Electronic door locks are commonly used at hotels, exhibitions or public facilities. A basic prerequisite for a working functionality is the connection from the lock to a network. But not every environment can provide such a prerequisite. Therefore an offline-operational solution for an electronic lock is required.
Electronic Offline Lock Setup
To ensure the security of the concept electronic offline lock, we will assume that the internal memory is only accessible through the, in the project used protocol. An assurance against hardware manipulation is not possible through this project.
To gain access rights for maintenance work an admin identity needs to be transmitted to the smart card. The Id will be transferred and ensured through a passphrase.
Plaintext: meister1
Hex: 6d 65 69 73 74 65 72 31 (6d65697374657231)
- Complete encryption of command and response APDU to protect against APDU sniffing
- Attack scenarios: see https://www.blackhat.com/presentations/bh-usa-08/Buetler/BH_US_08_Buetler_SmartCard_APDU_Analysis_V1_0_2.pdf
- Communication between wrapper and smart card will be encrypted
- Nonce generation against replay attacks. For every request a new random nonce will be generated
- Result: continuous changing of the encrypted message even if the message is not altered
- Command nonce / response nonce size is 2 bytes (for readability in the project) and randomly generated
-
DES symmetric, CBC, NO PAD, 64 Bit Data Length
-
Init Vector 00 00 00 00 00 00 00 00
-
Off card: gets symmetric key from wrapper during runtime (stored in memory not in source code)
-
On card: gets symmetric key during production
- For simplification purposes key is declared as a constant (in real life key is stored in smart card ROM)
- Plaintext: sosecure
- Hex: 73 6f 73 65 63 75 72 65 (736f736563757265)
- Generate response nonce
- Request encrypted command nonce from smart card (smart card stores nonce for the coming request)
- Encrypt --> [Command Nonce][Response Nonce][Command APDU]
- Transmit encrypted byte array
- Receives encrypted byte array
- Decrypt --> [Command Nonce][Response Nonce][Command APDU]

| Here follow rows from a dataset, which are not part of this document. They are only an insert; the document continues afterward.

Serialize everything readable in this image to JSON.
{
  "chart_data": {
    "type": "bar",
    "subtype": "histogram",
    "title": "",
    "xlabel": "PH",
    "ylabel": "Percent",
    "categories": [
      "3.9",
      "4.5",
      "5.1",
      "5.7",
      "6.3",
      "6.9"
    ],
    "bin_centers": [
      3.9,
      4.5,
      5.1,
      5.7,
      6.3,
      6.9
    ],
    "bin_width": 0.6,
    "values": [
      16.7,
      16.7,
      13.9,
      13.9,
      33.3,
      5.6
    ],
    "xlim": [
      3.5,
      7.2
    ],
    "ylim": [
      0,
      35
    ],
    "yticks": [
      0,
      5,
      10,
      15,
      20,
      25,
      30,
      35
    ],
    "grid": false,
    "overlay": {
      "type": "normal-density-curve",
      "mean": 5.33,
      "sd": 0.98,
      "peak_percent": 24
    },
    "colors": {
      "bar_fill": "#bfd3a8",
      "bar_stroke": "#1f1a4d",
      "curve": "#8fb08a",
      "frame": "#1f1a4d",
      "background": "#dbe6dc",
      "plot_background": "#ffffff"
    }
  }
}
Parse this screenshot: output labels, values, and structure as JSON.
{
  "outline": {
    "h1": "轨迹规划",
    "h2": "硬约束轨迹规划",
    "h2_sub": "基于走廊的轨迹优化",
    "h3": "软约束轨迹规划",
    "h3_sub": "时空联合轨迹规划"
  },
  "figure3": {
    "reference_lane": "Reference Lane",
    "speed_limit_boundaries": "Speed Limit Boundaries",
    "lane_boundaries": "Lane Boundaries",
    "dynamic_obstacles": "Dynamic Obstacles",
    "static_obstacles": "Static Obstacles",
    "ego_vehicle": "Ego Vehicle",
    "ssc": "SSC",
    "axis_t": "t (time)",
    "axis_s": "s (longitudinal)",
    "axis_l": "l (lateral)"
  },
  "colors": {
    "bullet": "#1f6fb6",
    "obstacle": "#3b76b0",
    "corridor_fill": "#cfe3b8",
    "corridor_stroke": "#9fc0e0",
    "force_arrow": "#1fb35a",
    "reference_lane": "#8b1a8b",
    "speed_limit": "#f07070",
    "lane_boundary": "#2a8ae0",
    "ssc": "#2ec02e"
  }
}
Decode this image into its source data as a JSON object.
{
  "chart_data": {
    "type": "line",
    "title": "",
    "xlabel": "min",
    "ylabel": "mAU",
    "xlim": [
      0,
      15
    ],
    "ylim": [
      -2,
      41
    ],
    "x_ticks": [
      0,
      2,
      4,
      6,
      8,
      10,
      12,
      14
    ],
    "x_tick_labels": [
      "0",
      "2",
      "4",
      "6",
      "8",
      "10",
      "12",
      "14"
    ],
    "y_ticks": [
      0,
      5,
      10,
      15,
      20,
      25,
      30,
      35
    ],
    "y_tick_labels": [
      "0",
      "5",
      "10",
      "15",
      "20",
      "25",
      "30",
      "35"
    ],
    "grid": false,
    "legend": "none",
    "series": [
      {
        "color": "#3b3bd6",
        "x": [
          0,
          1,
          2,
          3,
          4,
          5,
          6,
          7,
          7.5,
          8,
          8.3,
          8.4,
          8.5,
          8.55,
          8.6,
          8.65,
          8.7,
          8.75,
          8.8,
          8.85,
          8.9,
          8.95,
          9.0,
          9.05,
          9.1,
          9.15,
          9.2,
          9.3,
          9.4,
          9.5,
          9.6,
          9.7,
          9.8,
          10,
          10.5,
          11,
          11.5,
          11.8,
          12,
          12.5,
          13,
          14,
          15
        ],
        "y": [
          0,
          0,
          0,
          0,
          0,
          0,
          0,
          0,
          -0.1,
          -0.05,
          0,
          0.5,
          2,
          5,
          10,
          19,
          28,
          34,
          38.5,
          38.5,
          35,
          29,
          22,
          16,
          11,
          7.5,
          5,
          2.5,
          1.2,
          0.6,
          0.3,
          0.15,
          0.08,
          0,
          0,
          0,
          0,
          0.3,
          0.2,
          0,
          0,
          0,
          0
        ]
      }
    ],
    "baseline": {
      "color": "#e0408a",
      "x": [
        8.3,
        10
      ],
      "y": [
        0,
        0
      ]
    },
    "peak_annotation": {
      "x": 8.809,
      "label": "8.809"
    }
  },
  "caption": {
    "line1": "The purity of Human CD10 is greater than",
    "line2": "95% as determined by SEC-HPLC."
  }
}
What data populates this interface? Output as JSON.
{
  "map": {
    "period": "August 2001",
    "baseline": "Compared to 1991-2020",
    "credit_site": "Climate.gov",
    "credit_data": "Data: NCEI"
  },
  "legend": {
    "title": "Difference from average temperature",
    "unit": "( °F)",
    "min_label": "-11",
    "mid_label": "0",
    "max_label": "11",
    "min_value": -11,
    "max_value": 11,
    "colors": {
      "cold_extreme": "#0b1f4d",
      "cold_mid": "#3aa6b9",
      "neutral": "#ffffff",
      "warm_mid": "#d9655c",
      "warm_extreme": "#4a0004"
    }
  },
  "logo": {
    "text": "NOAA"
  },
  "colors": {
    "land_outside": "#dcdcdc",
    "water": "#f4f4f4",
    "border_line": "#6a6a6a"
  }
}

- Compare received command nonce with stored one
- If equal than process request else throw an error
- Dump old command nonce
- When command APDU is processed encrypt byte array [Response Nonce][Response APDU]
- Transmit encrypted byte array
- Receive encrypted response byte array
- Decrypt response byte array --> [Response Nonce][Response APDU]
- Compare received response nonce with stored one
- If equal than process response APDU else throw an error
- Dump old Response Nonce
This is a study project, so please don't expect to much comfort.